Former Secretary of State Hillary Clinton had an Oprah moment last week when she recommended that we give money to millennial entrepreneurs to repay their loans while they start businesses.

Now, she’s had another one. This time she wants to give students from upper middle class families a free ride to college.

As part of her education initiative, Clinton just tacked on a big new taxpayer expenditure by offering families with incomes up to $125,000 free tuition at in-state public colleges and universities. Her proposal would be phased in over five years, but immediately families earning $85,000 or less would be able to attend an in-state college or university without paying tuition. More than 80 percent of families apparently would be covered by this plan.

Clinton plans to follow the lead of President Obama in using executive action as well. She would impose a three-month moratorium on federal student loan payments to allow borrowers to refinance their loans.

According to The Hill, she noted:

“American families are drowning in debt caused by ever-rising college costs, and it is imperative that the next president put forward a bold plan to make debt-free college available to all," Clinton said in a statement. "My New College Compact will do just that — by making sure that working families can send a child or loved one to college tuition-free and by giving student debt-holders immediate relief.”

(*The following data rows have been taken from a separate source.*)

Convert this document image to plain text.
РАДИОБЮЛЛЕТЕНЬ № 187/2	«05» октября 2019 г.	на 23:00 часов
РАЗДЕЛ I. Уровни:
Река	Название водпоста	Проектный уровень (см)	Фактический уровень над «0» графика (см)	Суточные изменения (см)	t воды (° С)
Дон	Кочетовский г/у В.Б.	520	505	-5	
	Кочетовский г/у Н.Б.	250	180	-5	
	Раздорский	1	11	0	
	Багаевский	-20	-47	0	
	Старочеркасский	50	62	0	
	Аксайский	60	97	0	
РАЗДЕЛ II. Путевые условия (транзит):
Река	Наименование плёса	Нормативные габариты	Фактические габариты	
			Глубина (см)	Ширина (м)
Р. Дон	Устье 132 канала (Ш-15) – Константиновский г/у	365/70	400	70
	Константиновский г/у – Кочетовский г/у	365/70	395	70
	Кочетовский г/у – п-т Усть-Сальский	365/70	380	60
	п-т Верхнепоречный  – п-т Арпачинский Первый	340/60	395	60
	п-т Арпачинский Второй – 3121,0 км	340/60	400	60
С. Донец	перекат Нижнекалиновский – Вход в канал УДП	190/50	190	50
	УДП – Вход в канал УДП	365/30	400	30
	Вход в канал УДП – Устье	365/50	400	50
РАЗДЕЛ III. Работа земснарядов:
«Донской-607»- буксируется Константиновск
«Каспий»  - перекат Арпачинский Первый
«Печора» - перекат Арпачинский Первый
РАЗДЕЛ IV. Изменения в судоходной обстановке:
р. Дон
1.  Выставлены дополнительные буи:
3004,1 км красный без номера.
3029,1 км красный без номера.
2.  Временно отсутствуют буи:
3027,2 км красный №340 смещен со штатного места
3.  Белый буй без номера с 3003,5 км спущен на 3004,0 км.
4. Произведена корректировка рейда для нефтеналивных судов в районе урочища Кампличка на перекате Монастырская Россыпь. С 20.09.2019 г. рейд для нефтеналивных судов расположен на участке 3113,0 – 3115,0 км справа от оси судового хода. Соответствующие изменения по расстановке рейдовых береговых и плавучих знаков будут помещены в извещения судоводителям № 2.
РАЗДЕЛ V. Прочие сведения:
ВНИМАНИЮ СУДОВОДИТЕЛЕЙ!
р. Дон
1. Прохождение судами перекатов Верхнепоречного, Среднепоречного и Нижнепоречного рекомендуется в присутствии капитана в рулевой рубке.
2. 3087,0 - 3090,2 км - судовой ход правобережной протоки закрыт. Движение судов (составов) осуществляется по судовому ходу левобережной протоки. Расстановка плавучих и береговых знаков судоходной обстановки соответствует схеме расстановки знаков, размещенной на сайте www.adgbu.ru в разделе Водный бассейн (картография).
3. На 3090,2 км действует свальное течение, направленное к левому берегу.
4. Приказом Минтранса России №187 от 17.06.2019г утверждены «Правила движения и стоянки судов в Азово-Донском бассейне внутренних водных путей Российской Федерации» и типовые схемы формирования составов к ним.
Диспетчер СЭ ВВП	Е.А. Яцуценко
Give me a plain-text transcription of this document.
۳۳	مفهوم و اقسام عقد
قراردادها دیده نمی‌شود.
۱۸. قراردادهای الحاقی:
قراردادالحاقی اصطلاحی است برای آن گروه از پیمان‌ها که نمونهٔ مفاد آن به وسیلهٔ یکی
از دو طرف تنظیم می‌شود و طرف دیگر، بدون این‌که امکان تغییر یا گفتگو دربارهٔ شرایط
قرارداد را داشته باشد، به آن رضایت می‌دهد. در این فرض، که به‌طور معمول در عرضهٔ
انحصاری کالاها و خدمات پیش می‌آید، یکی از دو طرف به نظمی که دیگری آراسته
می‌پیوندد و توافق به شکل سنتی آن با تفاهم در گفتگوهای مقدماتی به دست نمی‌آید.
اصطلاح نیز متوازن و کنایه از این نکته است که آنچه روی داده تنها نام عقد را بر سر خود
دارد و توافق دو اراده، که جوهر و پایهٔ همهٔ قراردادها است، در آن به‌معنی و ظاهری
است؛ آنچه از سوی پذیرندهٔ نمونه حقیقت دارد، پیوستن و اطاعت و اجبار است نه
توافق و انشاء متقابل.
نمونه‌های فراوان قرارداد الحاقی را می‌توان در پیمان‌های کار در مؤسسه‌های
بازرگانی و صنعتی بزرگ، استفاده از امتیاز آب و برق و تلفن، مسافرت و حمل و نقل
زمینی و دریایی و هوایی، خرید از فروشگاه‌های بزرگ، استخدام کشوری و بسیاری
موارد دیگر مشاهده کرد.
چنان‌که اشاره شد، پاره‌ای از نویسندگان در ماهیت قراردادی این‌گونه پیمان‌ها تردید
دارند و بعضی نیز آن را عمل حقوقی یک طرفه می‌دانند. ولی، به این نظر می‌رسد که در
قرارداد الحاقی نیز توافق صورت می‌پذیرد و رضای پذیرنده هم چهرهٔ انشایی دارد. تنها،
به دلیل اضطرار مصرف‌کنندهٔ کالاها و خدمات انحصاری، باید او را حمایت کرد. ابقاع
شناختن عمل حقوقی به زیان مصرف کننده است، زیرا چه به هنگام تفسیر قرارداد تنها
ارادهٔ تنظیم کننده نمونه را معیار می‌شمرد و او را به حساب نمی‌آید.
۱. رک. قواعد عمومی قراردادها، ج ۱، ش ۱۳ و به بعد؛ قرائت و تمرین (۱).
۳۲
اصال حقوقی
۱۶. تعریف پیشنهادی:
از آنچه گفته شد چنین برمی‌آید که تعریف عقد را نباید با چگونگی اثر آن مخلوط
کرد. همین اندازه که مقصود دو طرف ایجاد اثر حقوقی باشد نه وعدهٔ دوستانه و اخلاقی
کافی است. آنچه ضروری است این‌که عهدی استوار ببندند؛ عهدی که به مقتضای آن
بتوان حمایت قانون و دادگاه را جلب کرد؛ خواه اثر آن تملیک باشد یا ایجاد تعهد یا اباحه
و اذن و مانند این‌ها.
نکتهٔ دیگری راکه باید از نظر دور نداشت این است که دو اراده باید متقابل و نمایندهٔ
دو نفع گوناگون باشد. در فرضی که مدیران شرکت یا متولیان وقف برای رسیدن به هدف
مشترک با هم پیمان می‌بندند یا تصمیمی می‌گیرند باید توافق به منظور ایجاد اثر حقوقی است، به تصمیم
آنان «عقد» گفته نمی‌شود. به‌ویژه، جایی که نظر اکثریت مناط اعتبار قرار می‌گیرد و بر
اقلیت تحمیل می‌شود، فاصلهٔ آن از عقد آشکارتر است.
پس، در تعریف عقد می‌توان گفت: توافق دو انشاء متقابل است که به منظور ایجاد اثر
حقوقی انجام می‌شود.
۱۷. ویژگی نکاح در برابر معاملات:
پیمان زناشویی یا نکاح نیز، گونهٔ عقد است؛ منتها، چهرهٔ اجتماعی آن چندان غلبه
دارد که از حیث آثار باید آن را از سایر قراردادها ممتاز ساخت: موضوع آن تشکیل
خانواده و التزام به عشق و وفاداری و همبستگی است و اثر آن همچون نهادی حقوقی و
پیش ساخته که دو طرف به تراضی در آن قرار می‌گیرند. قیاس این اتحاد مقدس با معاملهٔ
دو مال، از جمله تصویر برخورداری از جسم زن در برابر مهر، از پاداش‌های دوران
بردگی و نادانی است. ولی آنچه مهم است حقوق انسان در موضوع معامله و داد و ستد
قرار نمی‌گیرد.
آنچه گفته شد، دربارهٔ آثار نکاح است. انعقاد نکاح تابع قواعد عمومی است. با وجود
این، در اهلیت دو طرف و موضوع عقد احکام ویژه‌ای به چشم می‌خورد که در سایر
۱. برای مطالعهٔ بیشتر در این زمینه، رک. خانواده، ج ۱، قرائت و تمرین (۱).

Her latest proposal is another way to show her hipness with millennials and has earned her kudos from Vermont Senator Bernie Sanders, who has championed eliminating tuition at public colleges altogether:

“I want to take this opportunity to applaud Secretary Clinton for the very bold initiative she has just brought forth today for the financing of higher education. This proposal combines some of the strongest ideas she fought for during the campaign with some of the principles that I fought for. The final product is a result of the work of both campaigns," he said in a statement.

Interestingly, Clinton’s earlier college debt proposal was more reserved and required families to contribute what they could afford to ensure that everyone had “skin in the game.” In that plan, Clinton proposed offering states new federal funding if they increased spending on higher education and state schools started to control costs with the aim of ensuring students who attend state schools don’t have to take out student loan money. However, in a bid to pick up support Clinton appears to be chucking even a modicum of personal responsibility.  

So just how much would Clinton’s revised debt-free college cost? That’s not clear. Her original plan was estimated to cost $350 billion over 10 years. The Sander’s free college plan would come in at an estimated $750 billion over 10 years, so perhaps Clinton’s rebooted compact would fall somewhere in between the two, or perhaps more. How would her new plan be paid for? No details on that either, but no doubt our taxpayer pockets.

Both Clinton and Sanders are wrong on college affordability. We’ve maintained that free-tuition and free-college plans are costly and leave affluent families better off than it would middle-income and poor students. As we explored recently, tuition is not the only cost of attending college. There are out of pocket costs for things like room and board, books, and living expenses that are harder for low-income and working families to come up with. Raising the threshold of who should not pay for college to upper middle class families, which outside of metropolitan areas probably enjoy very comfy lifestyles, doesn't make sense.  

Furthermore, what’s driving the escalating cost of college is guaranteed federal aid. Colleges and universities have no reason to control costs and compete on value if they know Washington will cut a check for whatever they demand.

Additionally, federal refinancing plans save borrowers a meaningless $7-8 a month over the life of a loan when you run the numbers, but comes at a cost to taxpayers.

These are just the same-old stale ideas of more money with even less accountability of colleges and universities and no reform of our outdated higher education model.